The tabloids are full of articles about boomer clients who had it all, and more, and lost it all because of behavioral health problems such as depression or alcoholism.
What if boomer advisors borrowed an idea from group health insurers and started screening clients for signs of depression, anxiety or other conditions that could lead to loss of income, irrational decisions about finances or an endless stream of unproductive calls to the advisor’s office?
The behavioral health units at companies such as Aetna Inc., Hartford, and CIGNA Corp., Philadelphia, are starting to create opportunities to screen plan members who file big health claims or disability claims for behavioral health problems.
Aetna, for example, is starting to use a short questionnaire to assess the mental health of plan members who suffer from chronic illness. The company is giving the screening test to about 100,000 chronically ill health plan members each year, according to Dr. Hyong Un, national medical director at Aetna’s behavioral health unit.

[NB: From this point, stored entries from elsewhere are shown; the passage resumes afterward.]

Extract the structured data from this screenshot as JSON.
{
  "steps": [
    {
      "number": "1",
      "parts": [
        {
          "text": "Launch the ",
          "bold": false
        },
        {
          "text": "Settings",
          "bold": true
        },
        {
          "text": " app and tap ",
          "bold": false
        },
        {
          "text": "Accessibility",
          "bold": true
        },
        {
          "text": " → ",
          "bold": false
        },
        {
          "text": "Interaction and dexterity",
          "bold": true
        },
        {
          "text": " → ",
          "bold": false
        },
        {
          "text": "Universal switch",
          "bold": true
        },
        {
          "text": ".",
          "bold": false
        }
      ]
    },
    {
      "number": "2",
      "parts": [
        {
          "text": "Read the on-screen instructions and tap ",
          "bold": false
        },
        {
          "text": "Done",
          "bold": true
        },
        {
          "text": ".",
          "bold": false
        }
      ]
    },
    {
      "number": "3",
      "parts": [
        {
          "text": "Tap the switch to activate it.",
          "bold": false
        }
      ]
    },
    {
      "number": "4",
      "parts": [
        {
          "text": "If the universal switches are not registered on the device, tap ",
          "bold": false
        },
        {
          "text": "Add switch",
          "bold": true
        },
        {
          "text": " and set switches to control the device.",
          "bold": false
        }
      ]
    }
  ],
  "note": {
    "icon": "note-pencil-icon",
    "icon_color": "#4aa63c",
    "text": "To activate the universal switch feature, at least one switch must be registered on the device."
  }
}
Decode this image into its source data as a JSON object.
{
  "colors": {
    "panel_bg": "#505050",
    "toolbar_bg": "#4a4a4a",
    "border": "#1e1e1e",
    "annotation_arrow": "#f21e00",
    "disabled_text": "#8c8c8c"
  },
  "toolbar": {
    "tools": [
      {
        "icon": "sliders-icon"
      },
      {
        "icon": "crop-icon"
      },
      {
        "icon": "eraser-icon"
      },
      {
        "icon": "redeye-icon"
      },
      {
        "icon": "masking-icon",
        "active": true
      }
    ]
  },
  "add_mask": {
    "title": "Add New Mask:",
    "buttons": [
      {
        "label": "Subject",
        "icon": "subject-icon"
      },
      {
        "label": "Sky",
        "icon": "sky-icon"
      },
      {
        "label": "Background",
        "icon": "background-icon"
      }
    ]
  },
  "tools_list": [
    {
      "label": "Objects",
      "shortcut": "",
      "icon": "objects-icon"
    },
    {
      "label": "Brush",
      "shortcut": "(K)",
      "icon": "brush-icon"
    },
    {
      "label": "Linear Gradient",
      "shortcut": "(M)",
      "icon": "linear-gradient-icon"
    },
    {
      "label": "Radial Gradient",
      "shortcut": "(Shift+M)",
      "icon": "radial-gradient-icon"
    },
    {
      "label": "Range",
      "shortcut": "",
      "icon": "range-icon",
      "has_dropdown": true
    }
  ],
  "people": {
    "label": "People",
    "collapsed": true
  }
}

The patients who have taken the test include tens of thousands of baby boomers. Aetna has found that about 19% of the chronically ill patients suffer from depression, compared with a depression rate of about 5% for the general population.
Many of the boomers with behavioral health problems suffer from mild depression, severe depression or alcoholism.
At least one study seems to indicate that, for the boomer generation, the peak period for depression may have shifted from the 30s to sometime between 45 to 64, Un says.
The boomer group is an interesting population group, because many boomers are just starting to notice the high blood pressure, diabetes and other lifestyle-related illnesses that eventually could lead to congestive heart failure and heart attacks, Un says. “People in that age group can still make a lifestyle change,” he adds.
But, if a boomer is depressed or suffering from untreated anxiety, the boomer is “probably not as likely to follow the recommended treatment regiment,” Un says.